The Star-News

Civics for kids

Sat, Jan 18 2014 12:00 PM Posted By: Carlos R. Davalos

If the Sweetwater Union High School District governing board — what’s left of it anyway — really wants to educate students and prepare them for the real world, they ought to require juniors to attend a minimum of two board meetings. Only then will they get a glimpse of what lies in store for them should they choose to become engaged in civic affairs.

They’ll experience firsthand the messiness that is democracy as board members, superintendents and stakeholders verbally spar over which policies should be passed and how the public’s business is compromised in a room of diverging opinions and agendas.

Perhaps most importantly, juniors will live one of life’s greatest quandaries when they realize you’re damned if you do and damned if you don’t.

Take, for example, what happened during a special board meeting this week where the topic of discussion was how to fill a vacancy.

In December former board member Arlie Ricasa resigned her position after she pleaded guilty to one misdemeanor charge in a corruption case brought by the district attorney in 2012.

On Tuesday the public and the board were told by the school district’s attorney they had 60 days to appoint someone to serve the rest of Ricasa’s term this year. Sixty days from the time of Ricasa’s departure, meaning a new board member had to be appointed by Feb. 17.

But the problem is that the school board has a credibility issue. Three of the five members are under indictment in that same corruption case that felled Ricasa. Because the public trusts them about as much as they do a starving rat in a cheese case, there’s skepticism that a favorite candidate or two haven’t already been discussed and would be ushered into position.

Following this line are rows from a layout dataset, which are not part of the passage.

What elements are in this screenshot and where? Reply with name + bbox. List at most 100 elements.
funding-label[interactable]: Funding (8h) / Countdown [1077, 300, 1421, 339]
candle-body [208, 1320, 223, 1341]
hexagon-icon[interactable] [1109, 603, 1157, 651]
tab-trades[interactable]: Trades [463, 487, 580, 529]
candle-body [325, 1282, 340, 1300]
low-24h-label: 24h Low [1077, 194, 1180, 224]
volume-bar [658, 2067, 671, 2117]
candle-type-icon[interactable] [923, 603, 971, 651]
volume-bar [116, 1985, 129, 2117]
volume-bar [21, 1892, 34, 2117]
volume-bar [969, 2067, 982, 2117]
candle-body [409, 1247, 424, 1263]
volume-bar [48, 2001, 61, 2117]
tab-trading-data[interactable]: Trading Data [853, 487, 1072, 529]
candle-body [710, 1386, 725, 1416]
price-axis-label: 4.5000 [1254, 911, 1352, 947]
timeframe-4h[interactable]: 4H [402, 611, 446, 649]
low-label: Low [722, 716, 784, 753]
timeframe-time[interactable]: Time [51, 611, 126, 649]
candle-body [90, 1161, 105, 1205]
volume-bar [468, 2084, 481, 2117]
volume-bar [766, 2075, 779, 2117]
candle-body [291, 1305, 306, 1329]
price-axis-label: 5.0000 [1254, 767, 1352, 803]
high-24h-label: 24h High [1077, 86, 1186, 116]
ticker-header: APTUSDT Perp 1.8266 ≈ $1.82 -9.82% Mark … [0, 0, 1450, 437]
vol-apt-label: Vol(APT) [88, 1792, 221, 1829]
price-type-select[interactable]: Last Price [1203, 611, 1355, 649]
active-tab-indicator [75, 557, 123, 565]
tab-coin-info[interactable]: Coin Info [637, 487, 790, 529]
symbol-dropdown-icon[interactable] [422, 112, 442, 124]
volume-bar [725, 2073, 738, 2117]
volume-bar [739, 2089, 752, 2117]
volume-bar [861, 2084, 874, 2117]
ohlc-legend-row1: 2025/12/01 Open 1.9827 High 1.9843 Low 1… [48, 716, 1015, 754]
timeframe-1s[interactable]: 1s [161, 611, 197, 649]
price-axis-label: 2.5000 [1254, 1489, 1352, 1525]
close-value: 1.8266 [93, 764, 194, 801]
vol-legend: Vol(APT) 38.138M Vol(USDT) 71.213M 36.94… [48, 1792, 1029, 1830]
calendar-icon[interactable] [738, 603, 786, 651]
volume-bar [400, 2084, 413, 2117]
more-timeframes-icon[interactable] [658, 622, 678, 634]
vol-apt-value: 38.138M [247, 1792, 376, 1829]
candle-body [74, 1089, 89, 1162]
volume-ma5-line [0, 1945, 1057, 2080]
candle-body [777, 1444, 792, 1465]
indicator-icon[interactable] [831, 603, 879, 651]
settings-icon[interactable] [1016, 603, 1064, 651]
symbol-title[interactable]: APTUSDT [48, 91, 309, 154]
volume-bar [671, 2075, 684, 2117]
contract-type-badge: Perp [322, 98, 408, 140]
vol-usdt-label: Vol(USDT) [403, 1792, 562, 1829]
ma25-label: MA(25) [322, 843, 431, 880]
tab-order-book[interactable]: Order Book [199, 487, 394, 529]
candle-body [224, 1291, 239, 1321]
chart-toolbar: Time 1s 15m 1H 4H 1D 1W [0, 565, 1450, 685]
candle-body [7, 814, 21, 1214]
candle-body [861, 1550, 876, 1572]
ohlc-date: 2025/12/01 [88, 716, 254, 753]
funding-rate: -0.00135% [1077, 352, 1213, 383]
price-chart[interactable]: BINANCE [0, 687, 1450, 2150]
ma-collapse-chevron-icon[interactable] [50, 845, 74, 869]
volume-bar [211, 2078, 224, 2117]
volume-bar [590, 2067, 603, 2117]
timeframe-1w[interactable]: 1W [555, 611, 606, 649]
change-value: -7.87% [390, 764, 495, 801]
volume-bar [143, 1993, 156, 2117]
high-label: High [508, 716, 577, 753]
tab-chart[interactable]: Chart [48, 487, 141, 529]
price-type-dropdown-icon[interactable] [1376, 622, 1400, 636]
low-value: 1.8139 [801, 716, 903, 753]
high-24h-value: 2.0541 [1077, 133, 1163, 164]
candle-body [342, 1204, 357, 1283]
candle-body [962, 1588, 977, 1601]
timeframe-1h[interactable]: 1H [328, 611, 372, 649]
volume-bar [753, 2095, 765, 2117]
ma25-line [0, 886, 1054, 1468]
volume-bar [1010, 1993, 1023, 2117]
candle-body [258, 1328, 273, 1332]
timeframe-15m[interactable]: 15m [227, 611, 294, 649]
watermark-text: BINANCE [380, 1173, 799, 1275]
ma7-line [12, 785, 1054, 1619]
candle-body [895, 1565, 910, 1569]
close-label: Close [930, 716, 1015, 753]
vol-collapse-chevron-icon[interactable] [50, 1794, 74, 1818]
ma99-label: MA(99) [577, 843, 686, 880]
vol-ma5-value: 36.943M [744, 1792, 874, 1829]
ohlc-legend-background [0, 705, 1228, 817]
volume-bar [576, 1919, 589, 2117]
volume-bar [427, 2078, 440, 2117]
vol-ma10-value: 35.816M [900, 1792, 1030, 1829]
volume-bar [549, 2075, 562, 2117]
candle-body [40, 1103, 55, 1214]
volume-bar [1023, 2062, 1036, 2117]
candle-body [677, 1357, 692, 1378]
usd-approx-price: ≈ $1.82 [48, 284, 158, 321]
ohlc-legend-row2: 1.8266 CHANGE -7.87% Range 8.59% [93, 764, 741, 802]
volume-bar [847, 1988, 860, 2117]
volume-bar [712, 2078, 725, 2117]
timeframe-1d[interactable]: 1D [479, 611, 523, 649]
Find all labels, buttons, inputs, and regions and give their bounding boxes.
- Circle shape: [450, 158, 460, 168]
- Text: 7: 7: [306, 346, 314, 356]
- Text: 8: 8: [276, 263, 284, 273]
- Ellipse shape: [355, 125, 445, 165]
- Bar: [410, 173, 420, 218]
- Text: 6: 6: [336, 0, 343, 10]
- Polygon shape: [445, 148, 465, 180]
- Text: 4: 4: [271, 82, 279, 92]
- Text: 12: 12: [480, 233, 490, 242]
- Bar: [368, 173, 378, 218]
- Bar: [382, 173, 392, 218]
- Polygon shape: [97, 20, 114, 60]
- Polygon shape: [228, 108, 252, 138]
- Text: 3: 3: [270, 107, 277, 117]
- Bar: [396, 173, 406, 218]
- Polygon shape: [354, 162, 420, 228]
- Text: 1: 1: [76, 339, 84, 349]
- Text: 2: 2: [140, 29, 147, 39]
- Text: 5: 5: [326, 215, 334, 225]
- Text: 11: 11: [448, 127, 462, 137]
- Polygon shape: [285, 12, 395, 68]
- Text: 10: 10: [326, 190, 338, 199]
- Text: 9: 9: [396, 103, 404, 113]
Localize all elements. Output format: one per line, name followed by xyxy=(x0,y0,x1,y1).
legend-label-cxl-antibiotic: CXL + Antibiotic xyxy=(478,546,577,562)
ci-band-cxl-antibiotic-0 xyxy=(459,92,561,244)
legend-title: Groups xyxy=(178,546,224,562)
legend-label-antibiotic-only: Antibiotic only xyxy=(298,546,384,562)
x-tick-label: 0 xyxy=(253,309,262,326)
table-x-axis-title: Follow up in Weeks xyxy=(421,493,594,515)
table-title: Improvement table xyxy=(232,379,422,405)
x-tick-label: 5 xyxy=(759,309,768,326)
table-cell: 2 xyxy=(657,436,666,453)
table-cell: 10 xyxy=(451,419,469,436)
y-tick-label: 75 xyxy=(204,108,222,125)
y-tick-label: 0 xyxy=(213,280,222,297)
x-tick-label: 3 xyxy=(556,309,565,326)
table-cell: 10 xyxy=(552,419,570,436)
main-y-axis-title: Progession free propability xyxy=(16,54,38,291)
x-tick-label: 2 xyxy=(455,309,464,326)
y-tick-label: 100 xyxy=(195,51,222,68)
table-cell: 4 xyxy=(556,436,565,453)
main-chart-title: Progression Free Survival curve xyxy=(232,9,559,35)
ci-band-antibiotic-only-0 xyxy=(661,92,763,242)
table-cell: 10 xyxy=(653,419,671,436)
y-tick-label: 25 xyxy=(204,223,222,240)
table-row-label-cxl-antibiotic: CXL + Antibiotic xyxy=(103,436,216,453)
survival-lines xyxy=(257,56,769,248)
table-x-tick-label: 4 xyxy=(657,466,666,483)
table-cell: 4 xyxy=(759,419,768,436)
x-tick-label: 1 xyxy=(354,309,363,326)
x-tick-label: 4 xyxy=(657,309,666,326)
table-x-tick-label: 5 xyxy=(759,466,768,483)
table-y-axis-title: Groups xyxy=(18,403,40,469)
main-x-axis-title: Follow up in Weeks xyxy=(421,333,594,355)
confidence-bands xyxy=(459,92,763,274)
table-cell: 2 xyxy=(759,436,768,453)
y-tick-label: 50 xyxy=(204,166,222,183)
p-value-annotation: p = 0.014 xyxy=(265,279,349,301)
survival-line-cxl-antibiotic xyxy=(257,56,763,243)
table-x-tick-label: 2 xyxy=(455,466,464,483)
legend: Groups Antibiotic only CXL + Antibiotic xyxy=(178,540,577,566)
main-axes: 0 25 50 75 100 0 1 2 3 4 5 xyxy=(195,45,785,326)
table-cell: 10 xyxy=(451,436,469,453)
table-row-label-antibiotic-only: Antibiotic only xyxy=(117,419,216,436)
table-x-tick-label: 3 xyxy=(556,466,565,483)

Of course another option, one that is usually ideal, is to let the public decide who will serve on the school board for the remainder of the year. Take the power away from an allegedly corrupt board and vote. The sticking point is, however, a special election could cost the district as much as $1.5 million to elect someone who would, theoretically, only be on the job for a few months (unless of course that newbie is allowed to run as an incumbent).

Critics of that option say the district can’t afford to spend that kind of money on a special election. And they’re probably right, given reports of the district’s deficit.

But what do you do? Spend money to make the decision yourself or have people you don’t trust and who don’t trust each other make the decision for you?

Damned if you do, damned if you don’t. It’s a life lesson brough to us by the men and women who are running the world kids call home. Have fun with that, kids.